Responding to criticism about school meals from some members of Congress, the U.S. Department of Agriculture has decided to allow more flexibility in meeting the new standards in the Healthy, Hunger-Free Kids Act. Agriculture Secretary Tom Vilsack said the department will ease the limits on meats and grains and allow schools to serve larger portions of fruits, vegetables and "even milk" in school lunches.
The act, signed into law two years ago and implemented this school year, updated the nutrition requirements for the National School Lunch Program. To ensure proper nutrition and combat the growth of childhood obesity, the updates included a reworking of portion sizes and revised the balance between food groups.
Legislators, along with school administrators and food service personnel, had complained that students were going hungry under the new guidelines.
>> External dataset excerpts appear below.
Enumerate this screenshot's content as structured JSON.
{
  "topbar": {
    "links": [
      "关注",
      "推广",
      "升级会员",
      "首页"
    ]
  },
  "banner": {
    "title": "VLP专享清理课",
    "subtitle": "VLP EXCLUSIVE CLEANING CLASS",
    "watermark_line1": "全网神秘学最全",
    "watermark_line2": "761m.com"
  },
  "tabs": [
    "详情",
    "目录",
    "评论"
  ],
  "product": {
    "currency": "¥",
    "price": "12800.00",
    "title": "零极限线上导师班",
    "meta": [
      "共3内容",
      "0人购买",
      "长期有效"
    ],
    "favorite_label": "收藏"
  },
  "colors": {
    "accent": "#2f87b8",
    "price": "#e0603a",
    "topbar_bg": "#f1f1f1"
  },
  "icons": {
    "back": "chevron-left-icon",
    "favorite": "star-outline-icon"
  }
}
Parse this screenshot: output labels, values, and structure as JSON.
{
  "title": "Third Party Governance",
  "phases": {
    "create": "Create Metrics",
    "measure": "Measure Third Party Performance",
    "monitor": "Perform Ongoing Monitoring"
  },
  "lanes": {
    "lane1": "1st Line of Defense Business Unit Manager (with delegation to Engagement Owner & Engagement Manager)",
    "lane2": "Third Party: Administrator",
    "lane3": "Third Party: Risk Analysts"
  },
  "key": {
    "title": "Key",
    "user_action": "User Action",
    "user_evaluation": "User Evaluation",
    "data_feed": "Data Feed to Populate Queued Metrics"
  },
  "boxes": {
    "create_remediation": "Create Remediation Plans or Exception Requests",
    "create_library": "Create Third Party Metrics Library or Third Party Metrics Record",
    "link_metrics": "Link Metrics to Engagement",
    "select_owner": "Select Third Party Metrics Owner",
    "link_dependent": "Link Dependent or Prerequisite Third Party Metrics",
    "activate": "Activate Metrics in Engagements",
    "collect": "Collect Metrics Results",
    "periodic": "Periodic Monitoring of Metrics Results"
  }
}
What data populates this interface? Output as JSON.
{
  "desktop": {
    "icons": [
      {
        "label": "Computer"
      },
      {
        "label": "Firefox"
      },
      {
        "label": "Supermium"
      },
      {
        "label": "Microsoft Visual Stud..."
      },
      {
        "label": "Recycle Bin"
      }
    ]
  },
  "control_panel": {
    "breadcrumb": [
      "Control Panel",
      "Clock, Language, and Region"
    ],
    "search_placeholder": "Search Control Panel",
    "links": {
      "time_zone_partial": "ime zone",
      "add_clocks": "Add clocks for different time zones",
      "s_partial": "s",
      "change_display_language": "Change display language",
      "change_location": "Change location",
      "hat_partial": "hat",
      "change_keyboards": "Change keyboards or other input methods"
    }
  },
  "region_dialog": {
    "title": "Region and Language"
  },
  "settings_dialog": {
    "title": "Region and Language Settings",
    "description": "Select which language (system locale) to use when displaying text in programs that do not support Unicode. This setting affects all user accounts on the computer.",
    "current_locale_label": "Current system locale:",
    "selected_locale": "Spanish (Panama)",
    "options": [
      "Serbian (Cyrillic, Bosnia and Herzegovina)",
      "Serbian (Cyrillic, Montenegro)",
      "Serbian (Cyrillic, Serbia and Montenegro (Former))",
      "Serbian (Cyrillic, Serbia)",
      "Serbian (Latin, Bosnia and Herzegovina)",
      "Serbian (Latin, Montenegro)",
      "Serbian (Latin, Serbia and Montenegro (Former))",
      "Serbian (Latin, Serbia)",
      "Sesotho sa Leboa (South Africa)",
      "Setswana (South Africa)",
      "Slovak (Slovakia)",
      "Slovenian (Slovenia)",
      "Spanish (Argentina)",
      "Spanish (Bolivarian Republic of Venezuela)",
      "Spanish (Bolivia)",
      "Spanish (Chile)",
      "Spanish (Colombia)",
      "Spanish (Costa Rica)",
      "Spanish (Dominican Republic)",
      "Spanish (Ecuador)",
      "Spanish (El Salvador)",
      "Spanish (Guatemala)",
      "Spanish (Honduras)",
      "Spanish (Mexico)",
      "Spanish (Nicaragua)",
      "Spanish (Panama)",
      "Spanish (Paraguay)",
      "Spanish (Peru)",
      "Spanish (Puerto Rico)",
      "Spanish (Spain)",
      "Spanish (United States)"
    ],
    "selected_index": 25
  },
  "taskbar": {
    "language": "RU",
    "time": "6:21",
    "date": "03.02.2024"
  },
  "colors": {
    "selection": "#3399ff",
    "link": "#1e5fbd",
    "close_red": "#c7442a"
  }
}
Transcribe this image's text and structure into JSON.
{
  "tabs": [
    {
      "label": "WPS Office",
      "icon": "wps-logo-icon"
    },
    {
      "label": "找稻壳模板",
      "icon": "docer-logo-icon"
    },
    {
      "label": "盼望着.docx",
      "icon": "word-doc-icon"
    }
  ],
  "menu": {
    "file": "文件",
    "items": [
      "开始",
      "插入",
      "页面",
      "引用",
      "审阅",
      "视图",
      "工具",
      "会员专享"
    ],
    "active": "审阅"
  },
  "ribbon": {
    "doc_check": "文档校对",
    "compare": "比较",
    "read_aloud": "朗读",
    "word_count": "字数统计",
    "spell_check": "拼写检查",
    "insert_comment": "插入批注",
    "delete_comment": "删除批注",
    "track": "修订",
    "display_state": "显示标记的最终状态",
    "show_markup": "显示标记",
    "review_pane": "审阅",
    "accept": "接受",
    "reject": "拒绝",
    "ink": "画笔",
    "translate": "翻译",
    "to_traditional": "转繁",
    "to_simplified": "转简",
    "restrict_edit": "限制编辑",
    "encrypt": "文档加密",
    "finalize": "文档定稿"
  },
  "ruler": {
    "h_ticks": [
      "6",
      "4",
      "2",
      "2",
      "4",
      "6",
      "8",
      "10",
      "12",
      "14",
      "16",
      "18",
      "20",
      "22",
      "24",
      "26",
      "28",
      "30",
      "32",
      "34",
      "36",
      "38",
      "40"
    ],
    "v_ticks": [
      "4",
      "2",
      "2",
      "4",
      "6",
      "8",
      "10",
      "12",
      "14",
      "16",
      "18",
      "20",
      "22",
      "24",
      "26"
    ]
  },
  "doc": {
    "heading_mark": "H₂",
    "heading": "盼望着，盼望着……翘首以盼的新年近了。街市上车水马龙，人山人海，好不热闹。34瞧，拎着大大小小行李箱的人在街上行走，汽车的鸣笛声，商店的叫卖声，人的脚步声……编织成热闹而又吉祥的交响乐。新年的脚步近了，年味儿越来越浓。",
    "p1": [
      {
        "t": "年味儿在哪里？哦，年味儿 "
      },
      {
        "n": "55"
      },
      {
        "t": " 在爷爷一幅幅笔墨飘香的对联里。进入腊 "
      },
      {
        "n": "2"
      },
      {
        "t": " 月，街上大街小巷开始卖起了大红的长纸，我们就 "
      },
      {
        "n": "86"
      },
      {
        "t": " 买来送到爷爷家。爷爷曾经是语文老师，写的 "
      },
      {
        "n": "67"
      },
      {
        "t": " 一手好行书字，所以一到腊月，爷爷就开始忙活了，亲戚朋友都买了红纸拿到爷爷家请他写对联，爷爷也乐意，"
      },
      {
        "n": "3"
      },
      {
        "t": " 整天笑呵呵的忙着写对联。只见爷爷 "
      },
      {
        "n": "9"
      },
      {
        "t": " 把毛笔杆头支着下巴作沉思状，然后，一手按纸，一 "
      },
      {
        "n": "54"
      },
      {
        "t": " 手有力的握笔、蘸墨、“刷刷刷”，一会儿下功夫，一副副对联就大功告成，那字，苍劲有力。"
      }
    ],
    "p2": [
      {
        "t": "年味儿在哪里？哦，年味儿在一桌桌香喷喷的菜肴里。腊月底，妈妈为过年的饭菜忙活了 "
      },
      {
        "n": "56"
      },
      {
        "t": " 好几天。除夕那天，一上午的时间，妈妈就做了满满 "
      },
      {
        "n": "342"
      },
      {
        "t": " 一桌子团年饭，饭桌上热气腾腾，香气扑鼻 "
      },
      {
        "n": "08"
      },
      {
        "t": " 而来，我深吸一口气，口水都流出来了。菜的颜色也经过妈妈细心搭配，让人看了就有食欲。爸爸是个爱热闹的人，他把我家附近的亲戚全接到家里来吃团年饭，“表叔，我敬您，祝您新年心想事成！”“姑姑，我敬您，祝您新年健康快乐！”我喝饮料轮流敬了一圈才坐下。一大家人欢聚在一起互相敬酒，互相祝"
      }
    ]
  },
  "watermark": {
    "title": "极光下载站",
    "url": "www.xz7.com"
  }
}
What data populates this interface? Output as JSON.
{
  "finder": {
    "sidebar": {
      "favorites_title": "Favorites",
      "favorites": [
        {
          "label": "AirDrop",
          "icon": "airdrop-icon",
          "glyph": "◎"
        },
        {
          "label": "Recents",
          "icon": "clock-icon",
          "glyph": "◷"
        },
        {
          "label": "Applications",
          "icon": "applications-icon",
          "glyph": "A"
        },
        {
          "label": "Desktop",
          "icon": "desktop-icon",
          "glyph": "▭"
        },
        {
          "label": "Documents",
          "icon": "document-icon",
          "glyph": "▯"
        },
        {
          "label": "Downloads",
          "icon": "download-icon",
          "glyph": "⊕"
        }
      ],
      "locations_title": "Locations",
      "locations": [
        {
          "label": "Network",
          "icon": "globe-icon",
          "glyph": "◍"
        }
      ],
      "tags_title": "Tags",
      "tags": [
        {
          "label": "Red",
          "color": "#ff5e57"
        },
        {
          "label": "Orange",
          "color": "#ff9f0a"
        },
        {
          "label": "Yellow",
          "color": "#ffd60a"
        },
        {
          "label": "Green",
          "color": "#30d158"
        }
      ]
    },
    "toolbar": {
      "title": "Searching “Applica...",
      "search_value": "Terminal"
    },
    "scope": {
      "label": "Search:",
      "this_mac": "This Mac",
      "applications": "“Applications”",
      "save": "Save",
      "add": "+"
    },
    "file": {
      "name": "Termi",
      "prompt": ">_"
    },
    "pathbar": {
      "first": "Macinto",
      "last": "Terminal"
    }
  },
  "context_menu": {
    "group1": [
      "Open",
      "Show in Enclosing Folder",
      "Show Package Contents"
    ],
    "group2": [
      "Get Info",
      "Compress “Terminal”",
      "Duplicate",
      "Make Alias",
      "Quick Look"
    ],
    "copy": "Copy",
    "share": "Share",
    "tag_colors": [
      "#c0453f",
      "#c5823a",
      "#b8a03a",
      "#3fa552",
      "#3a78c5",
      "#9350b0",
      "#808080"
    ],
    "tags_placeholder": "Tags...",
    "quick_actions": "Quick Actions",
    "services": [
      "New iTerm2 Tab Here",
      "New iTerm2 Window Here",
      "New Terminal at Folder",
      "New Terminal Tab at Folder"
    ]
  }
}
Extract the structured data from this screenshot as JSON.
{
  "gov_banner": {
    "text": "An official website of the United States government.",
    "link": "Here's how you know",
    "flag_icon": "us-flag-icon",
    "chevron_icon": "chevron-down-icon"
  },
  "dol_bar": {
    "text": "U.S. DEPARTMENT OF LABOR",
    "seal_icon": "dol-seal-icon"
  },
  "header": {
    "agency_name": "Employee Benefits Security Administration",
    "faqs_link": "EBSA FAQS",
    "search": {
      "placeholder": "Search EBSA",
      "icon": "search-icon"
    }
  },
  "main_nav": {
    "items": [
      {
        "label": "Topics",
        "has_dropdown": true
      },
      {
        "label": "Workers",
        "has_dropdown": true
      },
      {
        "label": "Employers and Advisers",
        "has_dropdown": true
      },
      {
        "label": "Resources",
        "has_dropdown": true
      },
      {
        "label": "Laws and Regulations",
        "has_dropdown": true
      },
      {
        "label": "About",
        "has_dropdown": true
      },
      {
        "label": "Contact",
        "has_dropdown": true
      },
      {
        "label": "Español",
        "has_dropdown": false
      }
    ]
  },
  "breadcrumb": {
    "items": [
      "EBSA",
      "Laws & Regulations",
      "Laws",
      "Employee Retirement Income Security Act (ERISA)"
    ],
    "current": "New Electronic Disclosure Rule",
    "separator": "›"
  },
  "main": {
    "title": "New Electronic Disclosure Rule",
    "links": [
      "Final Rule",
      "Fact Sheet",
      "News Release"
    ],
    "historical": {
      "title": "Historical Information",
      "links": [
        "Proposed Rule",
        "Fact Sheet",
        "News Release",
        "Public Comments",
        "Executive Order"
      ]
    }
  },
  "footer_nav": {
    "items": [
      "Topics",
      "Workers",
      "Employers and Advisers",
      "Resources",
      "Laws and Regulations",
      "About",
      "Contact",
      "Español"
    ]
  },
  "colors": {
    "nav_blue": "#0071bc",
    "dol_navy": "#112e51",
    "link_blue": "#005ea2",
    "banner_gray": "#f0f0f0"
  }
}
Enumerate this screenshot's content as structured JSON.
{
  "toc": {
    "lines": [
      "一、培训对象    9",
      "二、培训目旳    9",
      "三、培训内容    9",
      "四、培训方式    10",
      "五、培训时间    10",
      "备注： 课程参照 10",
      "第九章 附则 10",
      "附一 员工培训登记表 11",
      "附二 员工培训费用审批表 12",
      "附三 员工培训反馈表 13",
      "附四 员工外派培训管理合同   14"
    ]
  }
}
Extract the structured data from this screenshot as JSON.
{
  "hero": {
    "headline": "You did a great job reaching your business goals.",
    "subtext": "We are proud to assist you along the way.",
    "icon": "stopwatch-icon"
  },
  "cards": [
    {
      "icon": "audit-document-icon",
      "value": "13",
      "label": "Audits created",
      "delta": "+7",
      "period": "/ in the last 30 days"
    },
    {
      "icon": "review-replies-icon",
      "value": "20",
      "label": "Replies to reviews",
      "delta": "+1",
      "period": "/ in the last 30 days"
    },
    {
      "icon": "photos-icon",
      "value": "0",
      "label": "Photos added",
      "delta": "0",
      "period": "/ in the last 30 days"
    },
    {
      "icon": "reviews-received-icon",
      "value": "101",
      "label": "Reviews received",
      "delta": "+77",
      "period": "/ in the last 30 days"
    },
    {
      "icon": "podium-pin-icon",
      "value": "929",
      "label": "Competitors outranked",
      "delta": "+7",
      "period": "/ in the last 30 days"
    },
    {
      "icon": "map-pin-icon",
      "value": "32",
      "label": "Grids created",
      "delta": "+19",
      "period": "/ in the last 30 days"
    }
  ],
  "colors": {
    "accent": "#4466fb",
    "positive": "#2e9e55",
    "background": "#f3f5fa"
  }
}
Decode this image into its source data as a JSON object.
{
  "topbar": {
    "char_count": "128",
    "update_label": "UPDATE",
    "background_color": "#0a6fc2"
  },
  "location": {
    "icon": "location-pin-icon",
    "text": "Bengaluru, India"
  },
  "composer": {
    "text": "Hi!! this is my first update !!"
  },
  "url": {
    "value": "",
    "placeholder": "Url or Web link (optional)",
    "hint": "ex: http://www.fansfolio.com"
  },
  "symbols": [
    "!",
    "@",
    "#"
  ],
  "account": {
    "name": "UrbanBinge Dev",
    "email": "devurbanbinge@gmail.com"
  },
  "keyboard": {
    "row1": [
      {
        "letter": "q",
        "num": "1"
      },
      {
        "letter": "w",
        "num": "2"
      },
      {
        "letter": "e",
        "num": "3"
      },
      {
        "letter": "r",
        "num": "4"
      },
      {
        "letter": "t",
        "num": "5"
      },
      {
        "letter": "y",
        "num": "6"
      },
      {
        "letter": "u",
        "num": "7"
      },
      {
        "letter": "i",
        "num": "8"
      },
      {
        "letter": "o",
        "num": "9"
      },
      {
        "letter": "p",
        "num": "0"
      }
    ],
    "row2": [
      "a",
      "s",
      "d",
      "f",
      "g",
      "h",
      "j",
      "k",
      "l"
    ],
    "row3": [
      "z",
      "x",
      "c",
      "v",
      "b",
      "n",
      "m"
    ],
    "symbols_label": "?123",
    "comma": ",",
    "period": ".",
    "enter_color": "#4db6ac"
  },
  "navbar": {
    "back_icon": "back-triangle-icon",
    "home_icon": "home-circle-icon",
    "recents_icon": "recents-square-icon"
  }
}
In a letter sent last week to Senator John Hoeven (R-ND), Vilsack acknowledged reports that schools were struggling to serve meals that fit within the weekly minimum and maximum serving ranges for grains and meat or meat alternates.
"If a school is meeting just the minimum serving requirements for these two food groups, they will be considered in compliance with that portion of the standards, regardless of whether they have exceeded the maximum," Vilsack said. "This flexibility is being provided to allow more time for the development of products that fit within the new standards while granting schools additional weekly menu planning options to help ensure that children receive a wholesome nutritious meal every day of the week."
In the letter, Vilsack notes that the department's actions are "by no means exhaustive," adding that USDA will continue to provide "flexibilities where appropriate."